Jack Gets His Irish Up
Kennedy Will Visit in City Tonight
April 20, 1960
Sen. John F. Kennedy (D-Mass) brings his "new look" to Huntington tonight, where he will guest of honor at a reception from 8 to 10 p. m. at the Hotel Prichard.
Kennedy's "new look" developed yesterday when he accepted a challenge for a face o face debate with his primary opponent, Sen. Hubert H. Humphrey (D-Minn).
The aroused Kennedy got his Irish up and promised to "fight back" against what he called "the current attacks" against him. He doubtless will have more to say on that tonight.
The public is invited to attend the reception and meet the Massachusetts senator.
During the past week end, first Humphrey supporters in the state and later Humphrey himself made accusations that Kennedy and his supporters were exaggerating the effects of anti-Catholic sentiment so results of the primary could be treated as unimportant if a bad showing made that necessary.
Kennedy reacted first by bringing up his religion on his own instead of waiting for questions about it, and then by agreeing to the debate, which he had been avoiding.
Today is the last of three days for Kennedy in the state. He will return to Washington after tonight's reception. Neither he nor Humphrey, who has been away since his first tour, will be back this week.
Next Monday, with the primary only 15 days off, both will return. Kennedy has three more days planned then, and other appearances later. With few exceptions, Humphrey will stay in the state from that day on, continuing with his touring by chartered bus.
Starting in the north central section this past Monday, Kennedy moved on to Wheeling, the big city of the Northern Panhandle, with its population about as Catholic as Wisconsin.
Once again he denied that his religion would interfere if he became President. His phrasing this time was, "I don't take orders from above."

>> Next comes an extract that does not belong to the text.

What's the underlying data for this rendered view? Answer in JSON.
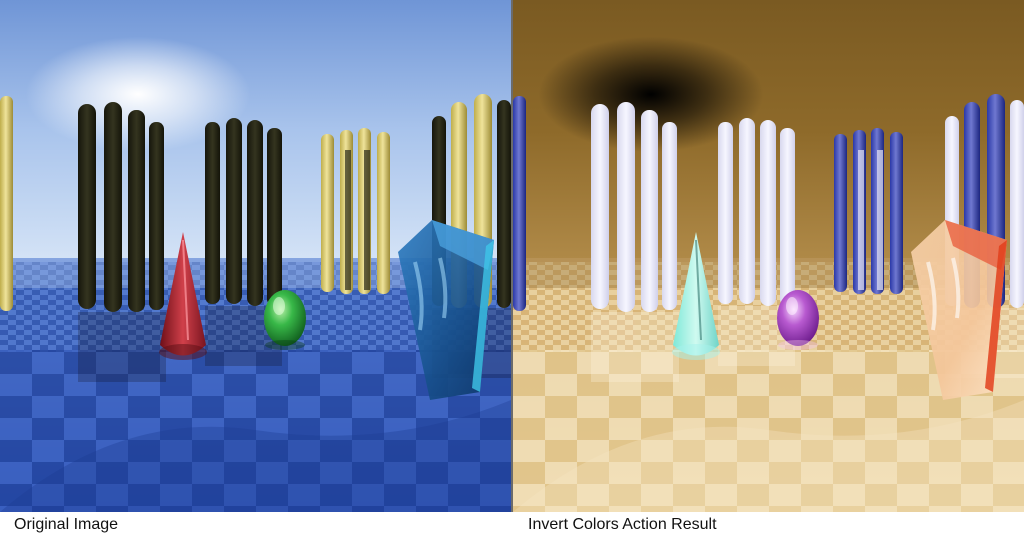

The change in the religious situation from yesterday to today couldn't have been greater. The southern counties Kennedy passed through are overwhelmingly Protestant.
Stops on his itinerary, in order, included Beckley, Mount Hope, Oak Hill, Fayetteville, Gauley Bridge, Montgomery, Cedar Grove, Cabin Creek, Charleston and Huntington.
Earlier today Kennedy spoke at Fayetteville. He criticized the Eisenhower administration's failure to make more and better surplus foods available to the needy in this country.
At nearby Mount Hope (pop. 2,500), standing on the hood of an automobile, he said 4 million Americans depend on surplus foods distributed by the Department of Agriculture.
"But what kind of food is it? Flour, rice and corn meal - sometimes some butter, cheese and dry skimmed milk - and more flour, rice and corn meal," he said.
"Perhaps they'll soon be receiving lard - sometimes there is a small amount of dry egg solid or dried beans - but it is mostly flour, rice and corn meal.
"That diet is not the basis of a decent existence."
Kennedy said such fare as beef, chickens, turkeys and ducks have been sent abroad in recent years under the overseas surplus food disposal program administered by Agriculture Secretary Ezra Taft Benson.
The Department of Agriculture has not "expected our friends overseas to get by on such a subsistence diet" as is provided in this country, Kennedy said.
He added that a Democratic administration would see to it that people in this country who depend upon surplus foods "receive a diet of real substance and variety."